Él tiene, ahora, en la ciudad de Kafka, una misión. Pensar la economía próspera y el sueño embravecido del mundo. Él se siente el depositario de la utopía. Y no es para menos. Él es el portavoz de la revolución, de la energía juvenil, de las postales enardecidas del hombre nuevo.

En Praga, el joven pasa las hojas amarillas de su diario y anota unas pocas palabras. Son las anotaciones del día, las voces mudas de su yo.

Afuera, el blanco es el único color del mundo.

Un golpe seco en la puerta alta lo distrae. Una mujer, curiosamente ataviada, y unos niños pequeños, esperan.

El joven, con el paso suave y el raro aspecto de un burgués, abre la puerta. Ella lo abraza. Los niños lo miran como a un desconocido. En ese abrazo se cifran lo que él sabe y lo que no. Ya sabe que será el otro Guevara, el padre de la revolución, el de la foto inmortal, el de la negra barba inconfundible. No sabe que para sus hijos será el extraño hombre del sombrero de paja, escondido en una pieza de Praga, rodeado de miles de libros y envuelto por la nieve interminable.

El Che Guevara, distante, apacible, lejano, mira a sus hijos.
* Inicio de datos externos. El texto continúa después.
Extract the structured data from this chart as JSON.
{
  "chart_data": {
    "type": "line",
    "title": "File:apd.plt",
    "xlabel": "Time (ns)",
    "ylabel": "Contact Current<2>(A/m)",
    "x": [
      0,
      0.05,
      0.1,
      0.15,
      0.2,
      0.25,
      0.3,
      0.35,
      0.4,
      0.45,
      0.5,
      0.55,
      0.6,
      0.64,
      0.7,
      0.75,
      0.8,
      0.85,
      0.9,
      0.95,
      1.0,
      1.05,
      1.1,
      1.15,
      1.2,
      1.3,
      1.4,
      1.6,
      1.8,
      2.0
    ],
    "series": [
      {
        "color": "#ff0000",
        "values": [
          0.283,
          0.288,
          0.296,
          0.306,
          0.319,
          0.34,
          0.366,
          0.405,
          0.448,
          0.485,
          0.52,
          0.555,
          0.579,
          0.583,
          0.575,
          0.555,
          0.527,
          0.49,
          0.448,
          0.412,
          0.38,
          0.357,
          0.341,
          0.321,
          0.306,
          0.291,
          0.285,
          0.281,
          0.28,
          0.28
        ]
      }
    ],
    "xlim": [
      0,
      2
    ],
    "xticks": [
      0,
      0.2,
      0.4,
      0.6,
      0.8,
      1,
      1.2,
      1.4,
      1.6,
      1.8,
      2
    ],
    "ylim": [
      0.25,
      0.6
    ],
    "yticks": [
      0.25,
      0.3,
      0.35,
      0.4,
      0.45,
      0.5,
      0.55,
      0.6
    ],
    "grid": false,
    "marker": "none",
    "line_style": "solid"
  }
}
Ellos no saben que él es su padre. Aleida, la madre, les dice que es un amigo. Y ellos, tranquilos, se van a jugar al rincón.

El Che se detiene, moroso, un instante, en el rostro de su esposa. Le da un beso en la mejilla y se desarma en la ventana hecha de nieve y silencio.

Luego se mira en el espejo. Tiene un sombrero de ala ancha.

No tiene barba. Ni bigote.

Por un momento sonríe. Lo demás es silencio.